When I was young in the 1950s, it was a felony to be gay. Suspects were thrown into the old stone prison at Moundsville under archaic "sodomy" laws. But gay sex became legal in the 1970s, and now, same-sex marriage is gaining acceptance in state after state.
Also in the '50s, blacks suffered under the cruel Jim Crow system. They were excluded from white schools, neighborhoods, jobs, restaurants, hotels, theaters, pools and nearly everything else. They survived in ghettos, however they could. But the historic civil rights movement gradually won their equality.

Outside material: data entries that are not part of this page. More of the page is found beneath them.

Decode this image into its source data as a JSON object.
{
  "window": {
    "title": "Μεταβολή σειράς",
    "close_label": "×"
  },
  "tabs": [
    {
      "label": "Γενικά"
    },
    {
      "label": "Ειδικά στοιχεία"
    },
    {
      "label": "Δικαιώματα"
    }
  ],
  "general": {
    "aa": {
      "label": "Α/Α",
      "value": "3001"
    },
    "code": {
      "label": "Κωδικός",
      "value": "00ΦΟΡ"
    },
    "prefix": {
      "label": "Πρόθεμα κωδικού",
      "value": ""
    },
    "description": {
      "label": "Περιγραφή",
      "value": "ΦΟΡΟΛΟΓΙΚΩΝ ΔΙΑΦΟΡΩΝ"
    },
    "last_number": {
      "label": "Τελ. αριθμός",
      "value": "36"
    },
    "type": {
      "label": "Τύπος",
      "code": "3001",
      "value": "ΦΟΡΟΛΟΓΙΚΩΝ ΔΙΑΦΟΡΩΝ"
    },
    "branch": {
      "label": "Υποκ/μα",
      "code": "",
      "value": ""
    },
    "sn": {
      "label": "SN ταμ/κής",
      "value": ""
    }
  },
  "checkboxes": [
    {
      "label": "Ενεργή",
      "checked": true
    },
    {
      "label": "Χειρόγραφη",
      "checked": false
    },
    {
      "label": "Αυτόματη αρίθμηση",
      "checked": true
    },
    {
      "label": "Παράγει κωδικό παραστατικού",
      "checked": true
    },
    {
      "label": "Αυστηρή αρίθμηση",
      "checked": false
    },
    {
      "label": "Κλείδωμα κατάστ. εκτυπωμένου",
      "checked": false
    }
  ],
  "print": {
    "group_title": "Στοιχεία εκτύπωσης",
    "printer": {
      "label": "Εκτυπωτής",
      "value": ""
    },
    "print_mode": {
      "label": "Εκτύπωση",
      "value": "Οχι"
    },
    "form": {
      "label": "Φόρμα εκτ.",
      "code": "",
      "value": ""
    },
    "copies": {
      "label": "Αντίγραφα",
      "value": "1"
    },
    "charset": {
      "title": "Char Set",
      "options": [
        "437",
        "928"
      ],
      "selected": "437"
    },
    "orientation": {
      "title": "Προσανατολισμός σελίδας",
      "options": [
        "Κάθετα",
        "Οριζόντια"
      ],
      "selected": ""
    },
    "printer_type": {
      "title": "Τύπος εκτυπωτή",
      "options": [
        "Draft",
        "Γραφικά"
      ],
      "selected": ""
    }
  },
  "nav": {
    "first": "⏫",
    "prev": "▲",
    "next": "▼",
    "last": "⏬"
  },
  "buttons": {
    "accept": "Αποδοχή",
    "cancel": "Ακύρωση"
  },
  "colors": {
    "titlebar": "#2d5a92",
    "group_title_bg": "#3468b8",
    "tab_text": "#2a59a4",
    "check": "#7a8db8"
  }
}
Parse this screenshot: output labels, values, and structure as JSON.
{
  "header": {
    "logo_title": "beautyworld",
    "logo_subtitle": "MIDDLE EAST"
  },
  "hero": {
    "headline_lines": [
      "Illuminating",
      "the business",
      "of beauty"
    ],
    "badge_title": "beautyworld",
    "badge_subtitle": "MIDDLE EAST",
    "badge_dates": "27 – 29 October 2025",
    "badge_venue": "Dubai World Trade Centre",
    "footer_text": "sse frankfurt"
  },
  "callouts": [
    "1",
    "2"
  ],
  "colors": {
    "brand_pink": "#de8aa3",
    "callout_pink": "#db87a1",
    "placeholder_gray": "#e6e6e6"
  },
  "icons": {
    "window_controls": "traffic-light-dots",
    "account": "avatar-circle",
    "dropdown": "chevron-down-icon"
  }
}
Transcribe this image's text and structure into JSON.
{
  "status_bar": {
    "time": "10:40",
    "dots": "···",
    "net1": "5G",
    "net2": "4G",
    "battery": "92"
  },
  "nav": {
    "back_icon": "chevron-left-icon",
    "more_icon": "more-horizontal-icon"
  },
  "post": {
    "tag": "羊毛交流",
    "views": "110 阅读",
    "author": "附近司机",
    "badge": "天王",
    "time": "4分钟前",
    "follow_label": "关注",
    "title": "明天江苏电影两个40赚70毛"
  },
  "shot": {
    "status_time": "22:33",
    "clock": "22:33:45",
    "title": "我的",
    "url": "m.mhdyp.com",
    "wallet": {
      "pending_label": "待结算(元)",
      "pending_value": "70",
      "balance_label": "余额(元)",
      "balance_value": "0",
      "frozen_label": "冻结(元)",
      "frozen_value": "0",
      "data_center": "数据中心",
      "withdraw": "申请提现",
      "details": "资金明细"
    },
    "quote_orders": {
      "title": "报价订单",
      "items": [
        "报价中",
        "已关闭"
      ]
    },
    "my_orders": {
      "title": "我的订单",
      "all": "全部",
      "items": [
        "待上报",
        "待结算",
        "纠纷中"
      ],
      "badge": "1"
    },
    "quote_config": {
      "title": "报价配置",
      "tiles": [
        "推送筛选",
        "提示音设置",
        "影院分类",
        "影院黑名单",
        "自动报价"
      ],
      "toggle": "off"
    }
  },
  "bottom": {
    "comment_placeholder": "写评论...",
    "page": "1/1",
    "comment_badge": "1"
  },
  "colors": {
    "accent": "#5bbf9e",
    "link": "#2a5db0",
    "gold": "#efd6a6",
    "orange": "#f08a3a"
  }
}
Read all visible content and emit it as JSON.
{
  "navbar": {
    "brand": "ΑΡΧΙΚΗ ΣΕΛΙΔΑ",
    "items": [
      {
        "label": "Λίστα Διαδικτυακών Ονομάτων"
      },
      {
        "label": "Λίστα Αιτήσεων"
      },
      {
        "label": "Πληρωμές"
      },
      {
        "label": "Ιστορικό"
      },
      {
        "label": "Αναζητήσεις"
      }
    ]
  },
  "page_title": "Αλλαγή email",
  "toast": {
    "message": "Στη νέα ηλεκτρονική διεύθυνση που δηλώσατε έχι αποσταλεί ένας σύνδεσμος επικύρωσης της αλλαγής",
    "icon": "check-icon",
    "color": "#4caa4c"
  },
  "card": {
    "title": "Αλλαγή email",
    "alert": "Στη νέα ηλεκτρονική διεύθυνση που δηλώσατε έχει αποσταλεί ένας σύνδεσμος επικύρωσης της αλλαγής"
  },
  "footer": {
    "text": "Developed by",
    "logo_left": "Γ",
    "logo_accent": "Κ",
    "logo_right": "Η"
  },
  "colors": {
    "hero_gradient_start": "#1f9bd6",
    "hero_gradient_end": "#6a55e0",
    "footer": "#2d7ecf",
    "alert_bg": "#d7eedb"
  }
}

Back in those bad old days, it was a crime for stores to open on the Sabbath and for clubs to sell cocktails, and for people to look at the equivalent of a Playboy magazine or a sexy R-rated movie, or for "numbers" operators to sell lottery tickets, etc. A single girl who got pregnant was disgraced, along with her family. If she terminated her pregnancy, she and her doctor or nurse risked prison. It was unthinkable for an unwed couple to live together or even share a hotel room. Jews were excluded from various Charleston clubs. Women couldn't hold most jobs and couldn't serve on juries. A few decades earlier, they couldn't even vote.
Now all those taboos have vanished into the mist of the past, as society transformed. Sunday is a big shopping day. Around half of babies are born to single moms. Unwed couples live together openly. Bars are wide-open, and the lottery is run by the state government. Morality turned upside down.
In the 1950s, birth control still was illegal in some states. A half-century earlier, it was a crime even to discuss contraception, and crusader Margaret Sanger was jailed eight times under puritanical Comstock laws. Now, thanks to landmark Supreme Court rulings, it's difficult to remember such a world.
Meanwhile, violence and warfare are receding. Several recent books claim that civilization has entered a new phase lacking international wars. Dueling and lynching ceased. Murder has declined enormously. The death penalty has been banned in most advanced countries. Democracies have multiplied, replacing military dictatorships, kingdoms, theocracies and "strong man" rule.
At the start of the 1900s, the average human life expectancy was 48 years. Now it's nearing 80.
Passage of Social Security saved retirees from poverty. Passage of Medicare and Medicaid brought health treatment to millions - and President Obama's 2010 reform was another stride toward universal medical insurance.
Looking at the entire picture, you can see amazing progress toward a fairer, safer, more humane society. Many of the political advances were opposed bitterly by conservatives. They resisted voting by women, birth control for couples, Social Security for oldsters, human rights for blacks, Medicare for seniors, Medicaid for the poor and now equality for gays. But liberals gradually prevailed, and society advanced.
Saving the world is tough work, with many setbacks. Last week's victory for gays was one more step in the long march toward a better life for all types of people.